Grosse dédicace à coach Jean-Louis

X comme Xeka-Mendes
Impossible de citer l’un sans l’autre. C’est ensemble que la paire de milieux de terrain relayeurs lillois ont réalisé une saison exceptionnelle. Tantôt récupérateurs, tantôt relayeurs, tantôt créateurs, les deux ont parfaitement su se compléter pour hisser le LOSC (presque) tout en haut de la Ligue 1. Pour un 11 type des Trophées UNFP plus cohérent, Xeka aurait pu figurer dans l’équipe aux côtés de son compère Mendes, à la place de Verratti ou Ndombélé. Malheureusement son nom est moins clinquant.

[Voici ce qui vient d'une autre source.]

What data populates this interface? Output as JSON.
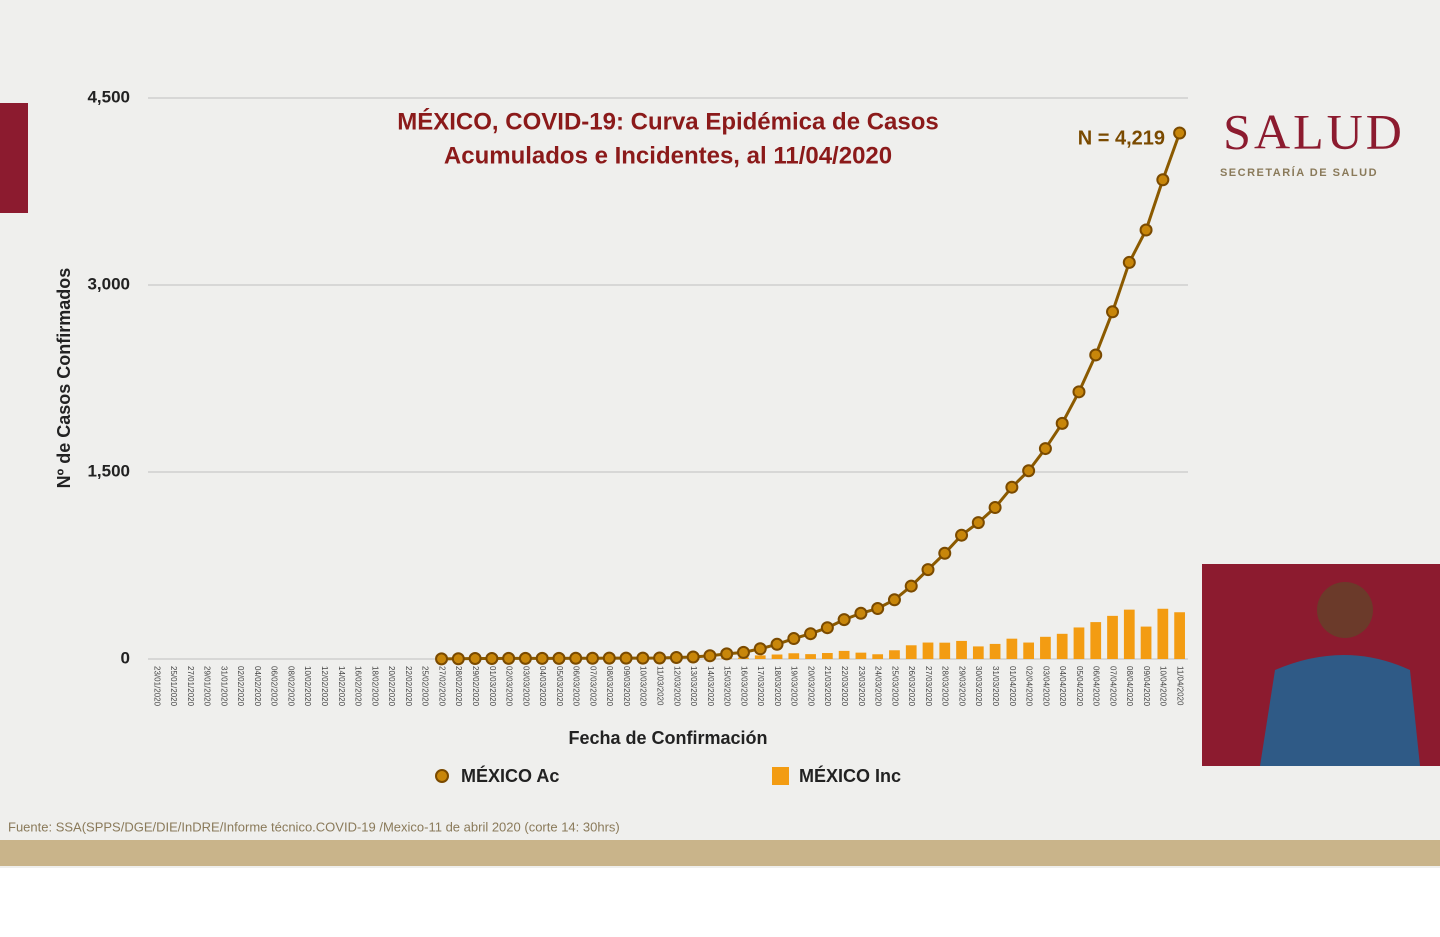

Si le quatuor offensif lillois (Bamba Ikoné Pépé, accompagnés par Rémy, Leao ou Rui Fonte) a autant brillé, c’est avant tout grâce à eux.

Y comme Yankees
Les Yankees, groupe emblématique de supporters de l’OM, ont été dissous à l’été 2018. Ils n’ont donc pas assisté à la pitoyable saison de l’OM. Et ce n’est peut-être pas plus mal, tant les autres groupes ont passé leur saison à manifester leur mécontentement à l’encontre de la direction, pointant l’incohérence du projet et l’incompétence de l’indirection. En ligne de mire, le duo Eyraud – Garcia, coupables de choix plus que douteux, d’une communication désastreuse et d’une équipe montrant un niveau bien loin des ambitions affichées en début de saison. Petit exemple d’une banderole déployée lors d’un match pourtant gagné face à Nîmes.

Les supporters marseillais toujours plein d’amour

Z comme Zéro
Zéro, c’est le nombre d’attaquant de pointe de l’OGC Nice. Balotelli a bien fait quelques apparitions mais n’a pas marqué avant de partir à l’OM. Du coup il y a un trou béant, faiblement compensé par les autres attaquants de l’équipe. C’est simple, Nice a marqué 30 buts cette saison, soit de trois de moins que Mbappé en neuf matchs de plus ! Et le co-meilleur buteur de l’OGC n’est autre qu’un… défenseur, Youcef Atal. Mais la troisième moins bonne attaque est aussi la deuxième meilleure défense. Alors chapeau M. Vieira, car finir 7ème sans attaquant de métier, c’est fort.